Laboratories use test animals (rats, mice, rabbits, etc.) that have been bred in such a way that things can make them develop cancer more easily than a typical member of the species. Numerous tests were carried out in which these animals were placed for months next to electromagnetic fields thousands of times more powerful than those of a power line (at a distance from the line to the ground-the field strength is inversely proportional to the distance from the wire). None of these animals developed any form of cancer. Those few places where clusters of people living beneath power lines had higher than average cancer rates: rare coincidences within a normal distribution. Electromagnetic fields have not been shown to induce either the "initiation" nor "promotion" of gene damage, both of which are necessary to cause cancer. All of the electromagnetic levitation (Maglev) rail projects (levitating trains capable of 365 mph.) in North America and Europe were canceled because of lawsuits brought by people with cancer against power line owners. We now know that the "correlation" between electromagnetic fields and oncological epidemiology should never have been admitted as forensic evidence in court. How sad that emotion overruled science and that a promising technology was forsaken.

(P.S. I am NOT being unsympathetic toward cancer victims. Numerous members of my family have suffered and died from it. Our modern technological culture has filled our world with proven carcinogens that would not exist had humans not put them there. I'm just saying that decisions need to be driven by scientific proof, not feelings or politics.)
 
   / Would you live near a cellphone tower? #32  
Tom,

Great post! Thanks!

Do you have any references ready to hand that you might share? For some reason this topic often comes up in my life, people asking me questions about this (as if I am some great expert on this.. which I, emphatically, am NOT.)

Some places to point these folks for the actual studies might be handy.

Please don't go out of your way, but if you happen to have them handy they'd be handy for me also.

Thanks, and thanks for the clear explanations.

Bob
 
   / Would you live near a cellphone tower? #33  
I think a good deal of it came from articles in magazines like Scientific American. Most of my knowledge about cancer comes from having taken a graduate level course in oncology.

I do not remember exact studies. An advanced Google search for "electromagnetism" and "cancer", or for "electromagnetism" and "oncology" may provide some sources.
 
   / Would you live near a cellphone tower? #34  
Our modern technological culture has filled our world with proven carcinogens that would not exist had humans not put them there. I'm just saying that decisions need to be driven by scientific proof, not feelings or politics.)
//

ah yes, But I believe you have stated the reason that the scientific evidence is so hard to come by. Too much "clutter" to tell accurately what is causing the cancer.

Ben
 
   / Would you live near a cellphone tower? #35  
From one perspective, your point is well taken. The "clutter" is both manmade and natural. In addition to our own manmade toxins, nature gives us cosmic radiation, UV rays, radon gas seeping up from the ground into our houses, etc. Less than 30 mi. from here, some in the Sierra foothills have asbestos outcroppings sitting right in their yards. Thousands of wells were drilled in Africa by westerners trying to stop natives from dying by drinking river water they had polluted. The wells were not checked. We now know that thousands more died from naturally present arsenic in the aquifers.

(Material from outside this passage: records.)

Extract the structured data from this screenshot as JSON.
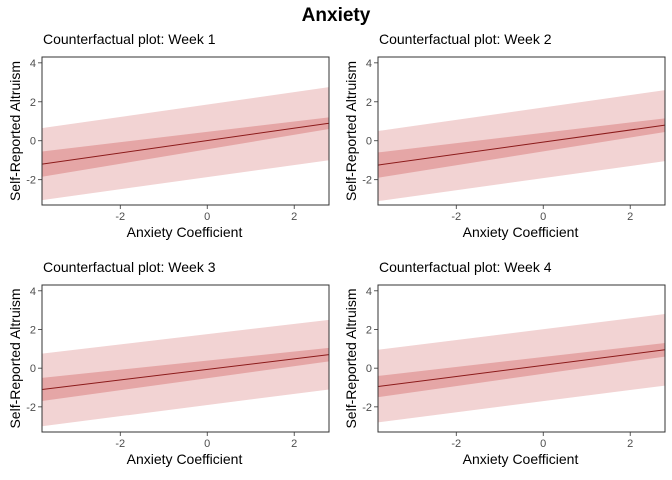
{
  "figure": {
    "title": "Anxiety"
  },
  "chart_data": [
    {
      "type": "line",
      "title": "Counterfactual plot: Week 1",
      "xlabel": "Anxiety Coefficient",
      "ylabel": "Self-Reported Altruism",
      "xlim": [
        -3.8,
        2.8
      ],
      "ylim": [
        -3.3,
        4.3
      ],
      "xticks": [
        -2,
        0,
        2
      ],
      "yticks": [
        -2,
        0,
        2,
        4
      ],
      "x": [
        -3.8,
        2.8
      ],
      "mean": [
        -1.2,
        0.9
      ],
      "ci_inner_lower": [
        -1.85,
        0.6
      ],
      "ci_inner_upper": [
        -0.55,
        1.2
      ],
      "pi_lower": [
        -3.05,
        -1.0
      ],
      "pi_upper": [
        0.65,
        2.75
      ],
      "colors": {
        "line": "#8b1a1a",
        "inner_band": "#e5a6a6",
        "outer_band": "#f2d3d3"
      }
    },
    {
      "type": "line",
      "title": "Counterfactual plot: Week 2",
      "xlabel": "Anxiety Coefficient",
      "ylabel": "Self-Reported Altruism",
      "xlim": [
        -3.8,
        2.8
      ],
      "ylim": [
        -3.3,
        4.3
      ],
      "xticks": [
        -2,
        0,
        2
      ],
      "yticks": [
        -2,
        0,
        2,
        4
      ],
      "x": [
        -3.8,
        2.8
      ],
      "mean": [
        -1.25,
        0.8
      ],
      "ci_inner_lower": [
        -1.9,
        0.45
      ],
      "ci_inner_upper": [
        -0.6,
        1.15
      ],
      "pi_lower": [
        -3.1,
        -1.05
      ],
      "pi_upper": [
        0.5,
        2.6
      ],
      "colors": {
        "line": "#8b1a1a",
        "inner_band": "#e5a6a6",
        "outer_band": "#f2d3d3"
      }
    },
    {
      "type": "line",
      "title": "Counterfactual plot: Week 3",
      "xlabel": "Anxiety Coefficient",
      "ylabel": "Self-Reported Altruism",
      "xlim": [
        -3.8,
        2.8
      ],
      "ylim": [
        -3.3,
        4.3
      ],
      "xticks": [
        -2,
        0,
        2
      ],
      "yticks": [
        -2,
        0,
        2,
        4
      ],
      "x": [
        -3.8,
        2.8
      ],
      "mean": [
        -1.1,
        0.7
      ],
      "ci_inner_lower": [
        -1.7,
        0.35
      ],
      "ci_inner_upper": [
        -0.5,
        1.05
      ],
      "pi_lower": [
        -3.0,
        -1.1
      ],
      "pi_upper": [
        0.75,
        2.5
      ],
      "colors": {
        "line": "#8b1a1a",
        "inner_band": "#e5a6a6",
        "outer_band": "#f2d3d3"
      }
    },
    {
      "type": "line",
      "title": "Counterfactual plot: Week 4",
      "xlabel": "Anxiety Coefficient",
      "ylabel": "Self-Reported Altruism",
      "xlim": [
        -3.8,
        2.8
      ],
      "ylim": [
        -3.3,
        4.3
      ],
      "xticks": [
        -2,
        0,
        2
      ],
      "yticks": [
        -2,
        0,
        2,
        4
      ],
      "x": [
        -3.8,
        2.8
      ],
      "mean": [
        -0.95,
        0.95
      ],
      "ci_inner_lower": [
        -1.5,
        0.6
      ],
      "ci_inner_upper": [
        -0.4,
        1.3
      ],
      "pi_lower": [
        -2.8,
        -0.9
      ],
      "pi_upper": [
        0.95,
        2.8
      ],
      "colors": {
        "line": "#8b1a1a",
        "inner_band": "#e5a6a6",
        "outer_band": "#f2d3d3"
      }
    }
  ]
}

Epidemiology involves examining where and to what extent diseases occur, but it is only observational in nature. Thousands of "independent variables" are not controlled. In the dark ages, priest would observe an epidemic and anything they could label as a evil and decide there was a cause and effect connection. That is not science.

Epidemiology is not proof. It never has been. Epidemiology only helps us know where to start looking. It helps us begin to form a hypothesis that can be tested under controlled conditions, and replicated by independent investigators.